Although there is a public interest in promoting competition and consumer choice, a non-compete agreement that removes one competitor from a line of work for a limited period of time or over a limited geographic area does not necessarily infringe on the public interest. (Presto-X-Co. v. Beller (1997)).
Employment contracts, partnership agreements, and related legal documents that restrain an attorney from representing clients are not enforceable, except for agreements regarding retirement benefits. Limited, reasonable restrictions may also be included in contracts for the sale of a law practice. § 3-505.6(a) Nebraska Supreme Court Rules.
Case settlements that limit an attorney’s ability to practice in the future are also unenforceable. § 3-505.6(b) Nebraska Supreme Court Rules.
It is unclear whether terminating an employee will make a non-compete agreement unenforceable.
The party seeking to enforce a non-compete agreement has the burden of proving that the agreement is reasonable and necessary to protect a legitimate business interest. (Sec. Acceptance Corp. v. Brown (1960)).
Continued employment appears to be adequate consideration to enforce a non-compete agreement. (Sec. Acceptance Corp. v. Brown (1960)).

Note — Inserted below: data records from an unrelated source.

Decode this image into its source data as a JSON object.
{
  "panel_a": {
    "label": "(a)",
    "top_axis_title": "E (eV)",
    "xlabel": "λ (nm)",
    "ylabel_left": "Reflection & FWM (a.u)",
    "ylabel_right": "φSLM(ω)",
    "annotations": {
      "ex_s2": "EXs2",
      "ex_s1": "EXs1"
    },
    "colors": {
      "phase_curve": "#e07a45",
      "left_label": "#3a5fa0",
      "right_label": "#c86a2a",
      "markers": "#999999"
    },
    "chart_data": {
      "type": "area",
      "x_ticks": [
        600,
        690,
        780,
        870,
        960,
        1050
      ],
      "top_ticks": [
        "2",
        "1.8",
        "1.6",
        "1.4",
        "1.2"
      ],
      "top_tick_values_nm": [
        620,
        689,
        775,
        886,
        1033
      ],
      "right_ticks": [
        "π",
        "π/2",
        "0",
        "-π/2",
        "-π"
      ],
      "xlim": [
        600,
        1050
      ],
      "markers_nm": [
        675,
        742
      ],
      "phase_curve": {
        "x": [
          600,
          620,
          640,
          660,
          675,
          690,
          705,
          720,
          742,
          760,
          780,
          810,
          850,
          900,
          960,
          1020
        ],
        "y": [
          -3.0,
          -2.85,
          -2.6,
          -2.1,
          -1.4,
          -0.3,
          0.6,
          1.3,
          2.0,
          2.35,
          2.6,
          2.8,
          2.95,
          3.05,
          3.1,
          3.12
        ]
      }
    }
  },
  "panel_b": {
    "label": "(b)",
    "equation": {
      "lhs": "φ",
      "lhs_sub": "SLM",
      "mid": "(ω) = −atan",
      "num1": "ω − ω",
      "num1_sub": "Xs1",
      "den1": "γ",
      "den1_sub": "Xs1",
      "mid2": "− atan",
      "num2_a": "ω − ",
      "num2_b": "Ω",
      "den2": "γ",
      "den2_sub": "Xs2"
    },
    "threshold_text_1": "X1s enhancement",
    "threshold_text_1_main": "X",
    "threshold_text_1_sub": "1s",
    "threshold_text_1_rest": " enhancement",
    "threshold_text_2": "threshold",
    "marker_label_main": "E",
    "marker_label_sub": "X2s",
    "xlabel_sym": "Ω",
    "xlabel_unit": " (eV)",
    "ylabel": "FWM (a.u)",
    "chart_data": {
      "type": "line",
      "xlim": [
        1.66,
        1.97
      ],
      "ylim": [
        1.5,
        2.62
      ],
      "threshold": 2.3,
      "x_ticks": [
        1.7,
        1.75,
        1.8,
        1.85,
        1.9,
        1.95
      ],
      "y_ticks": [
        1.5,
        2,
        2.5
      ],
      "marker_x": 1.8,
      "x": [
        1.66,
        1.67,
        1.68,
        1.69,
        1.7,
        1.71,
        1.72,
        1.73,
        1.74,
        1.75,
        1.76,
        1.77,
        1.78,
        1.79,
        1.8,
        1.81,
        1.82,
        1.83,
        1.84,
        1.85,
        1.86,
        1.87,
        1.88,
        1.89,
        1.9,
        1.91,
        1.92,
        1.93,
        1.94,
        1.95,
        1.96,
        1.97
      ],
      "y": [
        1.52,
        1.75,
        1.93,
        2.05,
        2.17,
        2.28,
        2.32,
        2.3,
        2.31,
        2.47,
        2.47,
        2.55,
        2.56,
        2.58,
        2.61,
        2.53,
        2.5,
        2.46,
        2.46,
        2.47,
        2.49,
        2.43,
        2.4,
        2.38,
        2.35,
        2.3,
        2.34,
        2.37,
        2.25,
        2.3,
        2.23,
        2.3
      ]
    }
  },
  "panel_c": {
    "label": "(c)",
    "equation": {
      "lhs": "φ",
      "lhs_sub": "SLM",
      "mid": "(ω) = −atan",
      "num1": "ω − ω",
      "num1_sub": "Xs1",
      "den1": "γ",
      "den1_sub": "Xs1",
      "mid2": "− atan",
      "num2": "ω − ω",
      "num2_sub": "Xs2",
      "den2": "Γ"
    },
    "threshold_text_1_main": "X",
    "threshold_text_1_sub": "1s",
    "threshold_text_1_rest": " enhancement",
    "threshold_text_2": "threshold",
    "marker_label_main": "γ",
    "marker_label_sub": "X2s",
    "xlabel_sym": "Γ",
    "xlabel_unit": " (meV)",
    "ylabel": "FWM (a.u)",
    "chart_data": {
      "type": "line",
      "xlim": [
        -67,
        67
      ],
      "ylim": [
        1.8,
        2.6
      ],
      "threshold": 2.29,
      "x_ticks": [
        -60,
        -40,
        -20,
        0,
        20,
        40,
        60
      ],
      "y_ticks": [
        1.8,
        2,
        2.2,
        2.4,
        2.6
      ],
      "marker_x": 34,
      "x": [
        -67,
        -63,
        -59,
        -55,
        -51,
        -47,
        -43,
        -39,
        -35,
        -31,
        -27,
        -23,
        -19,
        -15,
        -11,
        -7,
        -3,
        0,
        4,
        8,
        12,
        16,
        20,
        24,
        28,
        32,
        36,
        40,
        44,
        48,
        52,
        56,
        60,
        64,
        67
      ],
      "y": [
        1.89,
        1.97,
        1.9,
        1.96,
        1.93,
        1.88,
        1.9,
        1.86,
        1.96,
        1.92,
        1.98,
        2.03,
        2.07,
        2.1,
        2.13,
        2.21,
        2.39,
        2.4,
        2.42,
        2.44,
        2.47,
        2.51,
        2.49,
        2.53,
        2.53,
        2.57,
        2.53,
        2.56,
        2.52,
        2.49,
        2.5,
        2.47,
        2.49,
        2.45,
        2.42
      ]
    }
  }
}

There is no maximum term in statutes or case law. Nebraska courts evaluate the agreement as a whole and consider time alongside geographic limitation and scope of restraint.
Agreements lasting one year have recently been upheld when they are limited to the employer’s former clients (C & L Indus., Inc. v. Kiviranta (2005)) or a limited geographic area ((H & R Block Tax Servs., Inc. v. Circle A Enterprises, Inc. (2005)) and stuck down when they are not (Unlimited Opportunity, Inc. v. Waadah (2015)).
Nebraska courts will not modify an unreasonable non-compete agreement to make it enforceable; the agreement will either be enforced as written or not enforced at all. CAE Vanguard, Inc. v. Newman (1994).